Note that, from trial and error, it turns out that normalizing the resulting amplitudes for a given sample to [0,1] makes a big difference in learning effectiveness. Also note that there may be benefits of this approach for dealing with multiple notes in unison as well, since they should be largely additive in the frequency domain.
When given one of our waveforms, the FFT (Fast Fourier Transform) algorithm outputs frequency-amplitude arrays of length 97 (note that this is after trimming them to only include frequencies within the range of notes on a piano). These arrays are used as the feature array for training and using for our machine learning system.

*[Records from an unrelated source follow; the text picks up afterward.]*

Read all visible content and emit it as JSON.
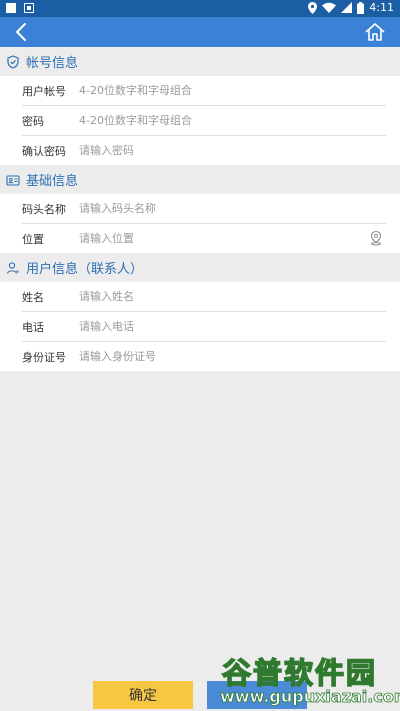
{
  "statusbar": {
    "time": "4:11",
    "icons": [
      "notification-square-icon",
      "notification-image-icon",
      "location-icon",
      "wifi-icon",
      "signal-icon",
      "battery-icon"
    ]
  },
  "appbar": {
    "back_icon": "chevron-left-icon",
    "home_icon": "home-icon"
  },
  "sections": {
    "account": {
      "title": "帐号信息",
      "icon": "shield-icon",
      "fields": {
        "username": {
          "label": "用户帐号",
          "placeholder": "4-20位数字和字母组合",
          "value": ""
        },
        "password": {
          "label": "密码",
          "placeholder": "4-20位数字和字母组合",
          "value": ""
        },
        "confirm": {
          "label": "确认密码",
          "placeholder": "请输入密码",
          "value": ""
        }
      }
    },
    "basic": {
      "title": "基础信息",
      "icon": "id-card-icon",
      "fields": {
        "dock_name": {
          "label": "码头名称",
          "placeholder": "请输入码头名称",
          "value": ""
        },
        "location": {
          "label": "位置",
          "placeholder": "请输入位置",
          "value": "",
          "icon": "map-pin-icon"
        }
      }
    },
    "user": {
      "title": "用户信息（联系人）",
      "icon": "user-icon",
      "fields": {
        "name": {
          "label": "姓名",
          "placeholder": "请输入姓名",
          "value": ""
        },
        "phone": {
          "label": "电话",
          "placeholder": "请输入电话",
          "value": ""
        },
        "id_number": {
          "label": "身份证号",
          "placeholder": "请输入身份证号",
          "value": ""
        }
      }
    }
  },
  "buttons": {
    "confirm_label": "确定"
  },
  "watermark": {
    "title": "谷普软件园",
    "url": "www.gupuxiazai.com"
  },
  "colors": {
    "statusbar": "#1b5ea3",
    "appbar": "#3b82d6",
    "section_title": "#2d6fb5",
    "confirm_button": "#f7c744",
    "secondary_button": "#4a8ad6"
  }
}
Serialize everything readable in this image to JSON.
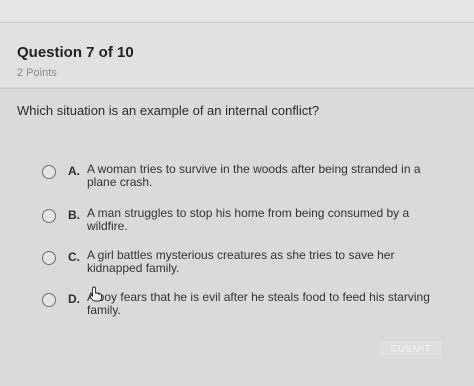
{
  "question": {
    "title": "Question 7 of 10",
    "points": "2 Points",
    "prompt": "Which situation is an example of an internal conflict?"
  },
  "options": [
    {
      "letter": "A.",
      "text": "A woman tries to survive in the woods after being stranded in a plane crash."
    },
    {
      "letter": "B.",
      "text": "A man struggles to stop his home from being consumed by a wildfire."
    },
    {
      "letter": "C.",
      "text": "A girl battles mysterious creatures as she tries to save her kidnapped family."
    },
    {
      "letter": "D.",
      "text": "A boy fears that he is evil after he steals food to feed his starving family."
    }
  ],
  "submit_label": "SUBMIT",
  "cursor_icon": "hand-pointer-icon"
}
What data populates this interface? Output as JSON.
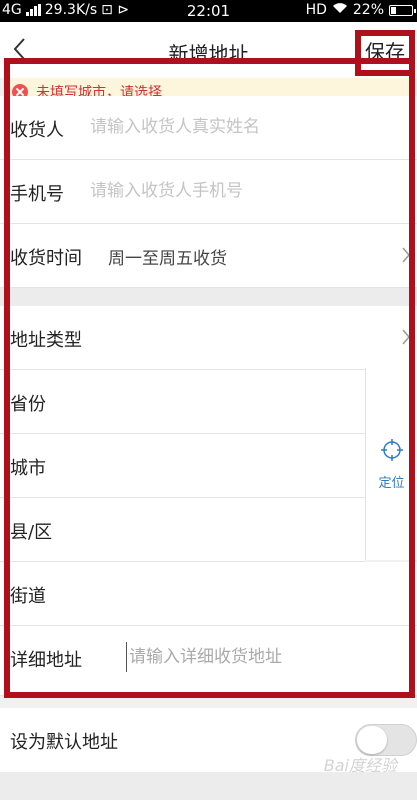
{
  "status_bar": {
    "network": "4G",
    "speed": "29.3K/s",
    "time": "22:01",
    "hd": "HD",
    "battery": "22%",
    "battery_level": 0.22
  },
  "nav": {
    "title": "新增地址",
    "save_label": "保存"
  },
  "error": {
    "message": "未填写城市，请选择"
  },
  "form": {
    "name": {
      "label": "收货人",
      "placeholder": "请输入收货人真实姓名"
    },
    "phone": {
      "label": "手机号",
      "placeholder": "请输入收货人手机号"
    },
    "delivery_time": {
      "label": "收货时间",
      "value": "周一至周五收货"
    },
    "address_type": {
      "label": "地址类型"
    },
    "province": {
      "label": "省份"
    },
    "city": {
      "label": "城市"
    },
    "district": {
      "label": "县/区"
    },
    "street": {
      "label": "街道"
    },
    "detail": {
      "label": "详细地址",
      "placeholder": "请输入详细收货地址"
    },
    "locate_label": "定位"
  },
  "default_address": {
    "label": "设为默认地址",
    "enabled": false
  },
  "watermark": "Bai度经验",
  "colors": {
    "highlight": "#b0101b",
    "error_text": "#cc3333",
    "locate": "#2a7cc7"
  }
}
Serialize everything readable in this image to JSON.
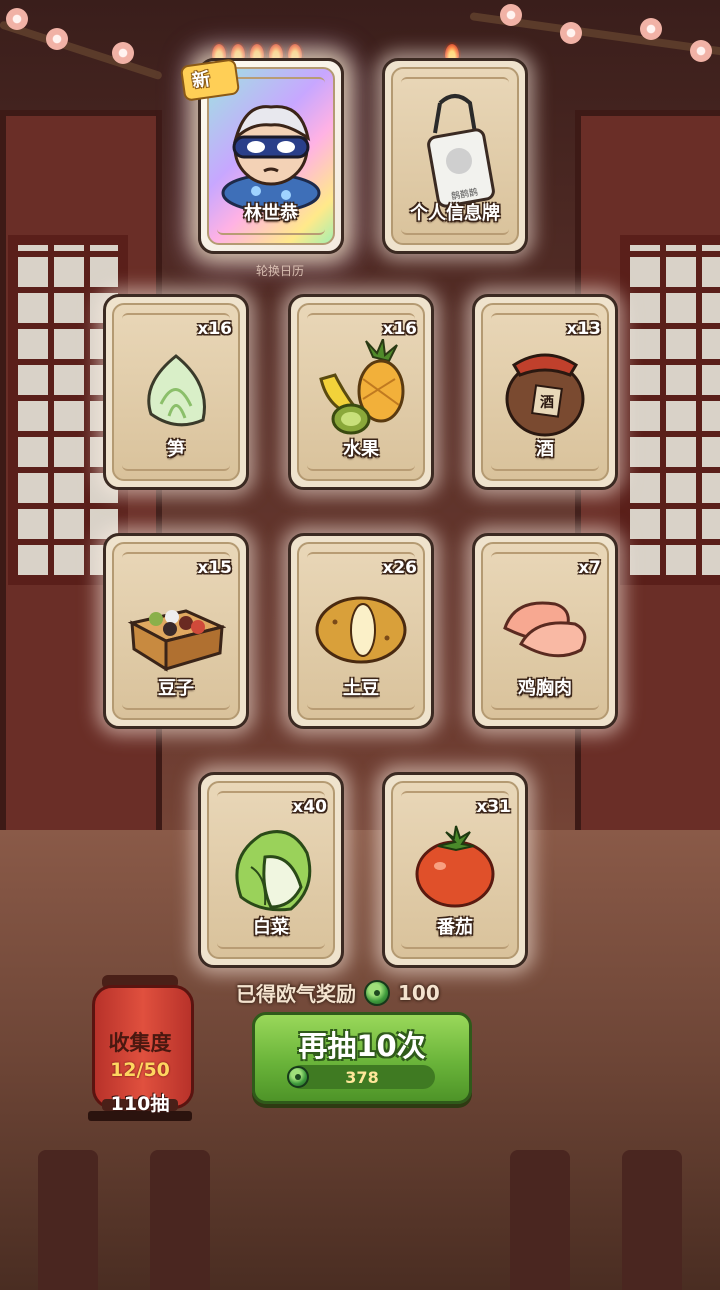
{
  "top_cards": [
    {
      "label": "林世恭",
      "flames": 5,
      "is_new": true,
      "new_badge": "新",
      "icon": "masked-character-icon"
    },
    {
      "label": "个人信息牌",
      "flames": 1,
      "is_new": false,
      "icon": "name-tag-icon",
      "tag_text": "鹊鹊鹊"
    }
  ],
  "sub_caption": "轮换日历",
  "item_cards": [
    {
      "label": "笋",
      "count": "x16",
      "icon": "bamboo-shoot-icon"
    },
    {
      "label": "水果",
      "count": "x16",
      "icon": "fruit-basket-icon"
    },
    {
      "label": "酒",
      "count": "x13",
      "icon": "wine-jar-icon",
      "jar_text": "酒"
    },
    {
      "label": "豆子",
      "count": "x15",
      "icon": "beans-box-icon"
    },
    {
      "label": "土豆",
      "count": "x26",
      "icon": "potato-icon"
    },
    {
      "label": "鸡胸肉",
      "count": "x7",
      "icon": "chicken-breast-icon"
    },
    {
      "label": "白菜",
      "count": "x40",
      "icon": "cabbage-icon"
    },
    {
      "label": "番茄",
      "count": "x31",
      "icon": "tomato-icon"
    }
  ],
  "reward": {
    "text": "已得欧气奖励",
    "value": "100"
  },
  "draw_button": {
    "label": "再抽10次",
    "cost": "378"
  },
  "collection": {
    "title": "收集度",
    "progress": "12/50",
    "draws": "110抽"
  },
  "colors": {
    "button_green": "#6ab43a",
    "lantern_red": "#d0443a",
    "card_bg": "#e9d7b8",
    "cost_yellow": "#ffe79a"
  }
}
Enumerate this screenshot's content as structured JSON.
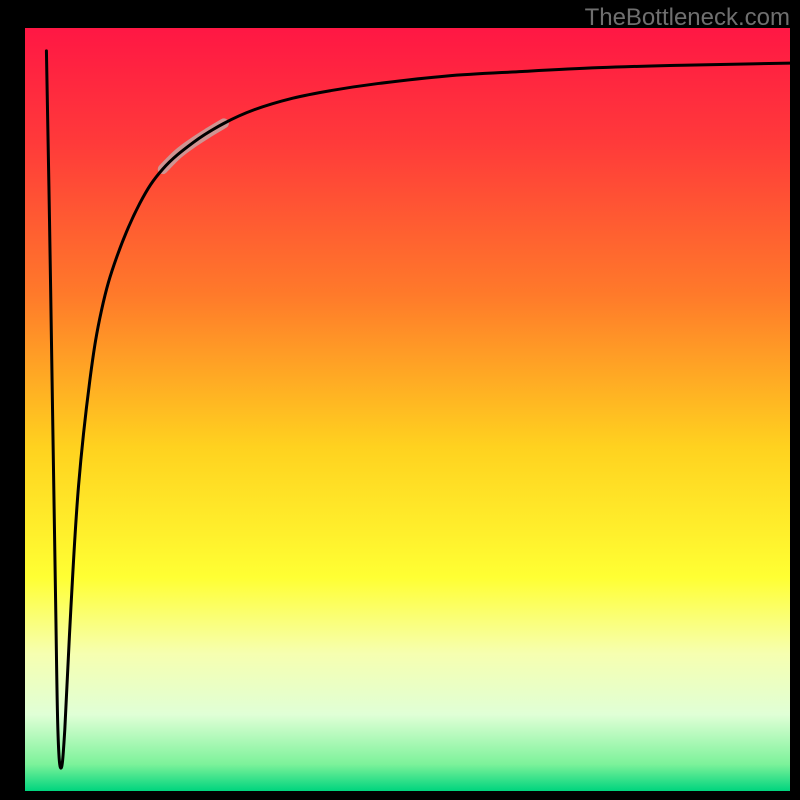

Machine Learning: Training and Cross-Validation - SVM
The sklearn implementation of a SVM (Support Vector Machine), with the sklearn defaults, was used to train a classifier using the transformed labeled training data set, with the training data randomly split 70%-30% into training and validation sets. (See training.py and perfectpitch.py ('train' method) in the github repo for details.) The SVM performs very well on the training set, with a training accuracy of 99.5% and a validation accuracy of 99.4%. The training process requires less than a minute on my mac air. The pickled SVM is persisted in a 15.1 MB text file.
Watching it in Action
The screencaptures below show the demo web app in action. It performs surprisingly well for a first pass. Occasionally it misclassifies a note (most often confusing a note as being an octave higher or lower, e.g. a C1 instead of a C2, which makes sense because of resonant frequencies), and it sometimes confuses the sound of speech for the sound of a note - both of these challenges can probably be easily overcome by adding more varied training data.
Next Steps
This first step will certainly be revisited again in order to deal with multiple notes in unison, and also to improve performance. But as it stands it works well enough to use as a starting point. As such, the next step will be to devise an optical musical notation recognition system (or select an existing one for adoption and integration).